Please explain how thinking that unmarried teenagers of the opposite sex should not share a bedroom by design makes one a liberal.
Better yet, explain why one day my belief that unmarried teenagers of the opposite sex should not share a bedroom by design makes me like the Taliban and then the next day makes me a liberal.
Geez, wagglebee. You sure no how to get into trouble around here! ;o) For the record, I must be hard core Taliban because there is no way in h*ll my daughters will ever be sharing a room with a boy unless they are married. Period. End of story.
Okay, I need to be more specific. There’s no way in h*ll ANY of my children will be rooming with the opposite sex. ;o)
Glad you cleared that up!
My college still has separate dorms for each gender, but it is private as well. I am glad they have fairly liberal visitation policies though in terms of hours. Some religious schools are insanely strict, only letting you visit the other dorm on the weekends etc.
We could visit every day after 3, but closing time was 11 except for Friday and Saturday.

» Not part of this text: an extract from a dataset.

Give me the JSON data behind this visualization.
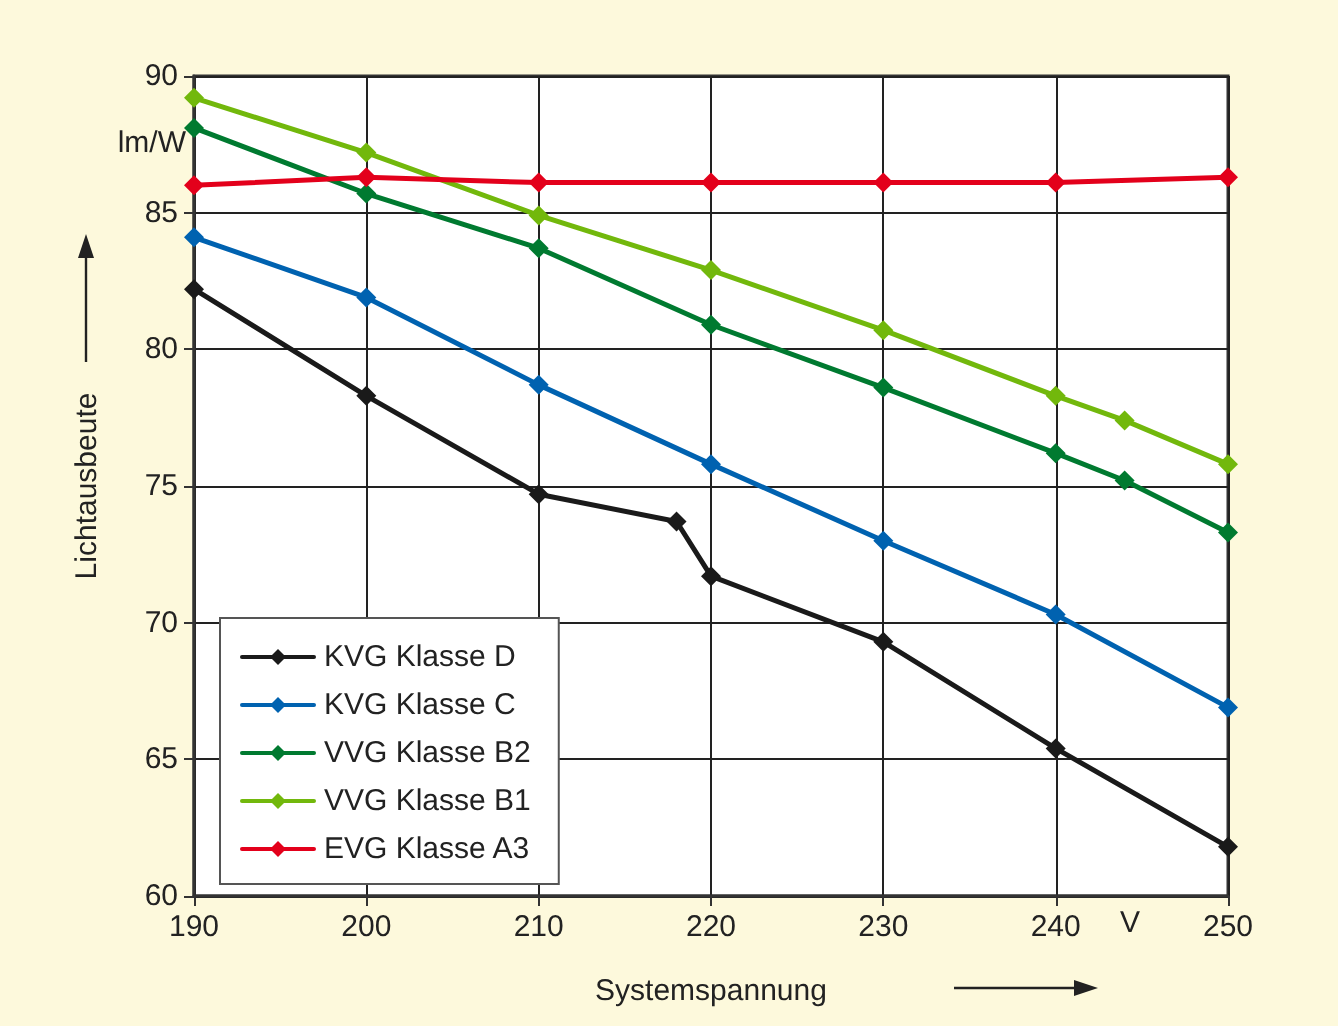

That was reasonable. Students still had sex...in cars or at houses of people off campus. But, at least the school kept some standards in terms of it not being okay.
I remember being very shocked once though when I went into the bathroom in my floor (which girls weren’t supposed to use) and two what looked to be high school girls were changing in front of the mirror. That was odd for us, but I bet that goes on all the time at these co-ed ones.
I've never been a fan of in loco parentis, especially of adults. I would be a bit of a tightwad with money to places with these policies if I was dad, especially if I had a daughter.